Einen Hinweis darauf, dass im ÖRR nun nicht mehr alles einfach seinen gewohnten Gang gehen wird, geben die polizeilichen Ermittlungen im Zuge des von Steinhoff und Co kritisierten Jugendportals funk. Gegenstand der Ermittlung ist der funk-Beitrag „Chemsex – warum einige Schwule auf Drogen Sex haben.“
Ganz so unbeobachtet werden sich die queeren Redakteure nicht mehr fühlen unter ihrem Deckmantel der Toleranz, wenn sie bei Kindern und Jugendlichen für sexuelle und geschlechtliche Vielfalt werben und ihr junges Publikum an den Porno- und Drogenkonsum heranführen.

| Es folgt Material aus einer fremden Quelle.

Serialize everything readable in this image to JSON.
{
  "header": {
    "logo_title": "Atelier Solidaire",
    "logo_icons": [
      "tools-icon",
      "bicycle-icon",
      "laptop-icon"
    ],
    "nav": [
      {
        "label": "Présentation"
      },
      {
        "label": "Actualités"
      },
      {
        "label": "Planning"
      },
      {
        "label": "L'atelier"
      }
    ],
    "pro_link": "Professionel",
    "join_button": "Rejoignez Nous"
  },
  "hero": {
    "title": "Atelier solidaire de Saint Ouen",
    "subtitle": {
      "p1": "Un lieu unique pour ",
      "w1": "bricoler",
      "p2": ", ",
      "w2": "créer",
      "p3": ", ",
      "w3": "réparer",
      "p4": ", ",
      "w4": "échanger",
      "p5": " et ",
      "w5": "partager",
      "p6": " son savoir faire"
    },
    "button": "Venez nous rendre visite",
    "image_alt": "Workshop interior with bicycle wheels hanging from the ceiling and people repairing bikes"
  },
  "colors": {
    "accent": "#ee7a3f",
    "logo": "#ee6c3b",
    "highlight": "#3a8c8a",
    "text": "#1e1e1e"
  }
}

Denn fundierte Kritik kommt inzwischen vermehrt auch von linker Seite: Die Mitinitiatoren des Aufrufs Eva Engelken (Grüne) und Marie-Luise Vollbrecht legten noch einmal in eigenen Beiträgen nach, der ehemalige Finanzminister von Mecklenburg-Vorpommern Mathias Brodkorb (SPD) verteidigte sie. Das allein lässt sich schon als Erfolg verbuchen!
Selbst wenn die Medien das Sprachrohr der Macht bleiben und nicht in ihre ursprüngliche Rolle der vierten Gewalt zurückfinden, ist ihr journalistischer Bankrott nun kein Geunke aus rechten Kreisen mehr – sondern ein Faktum in der öffentlich Wahrnehmung!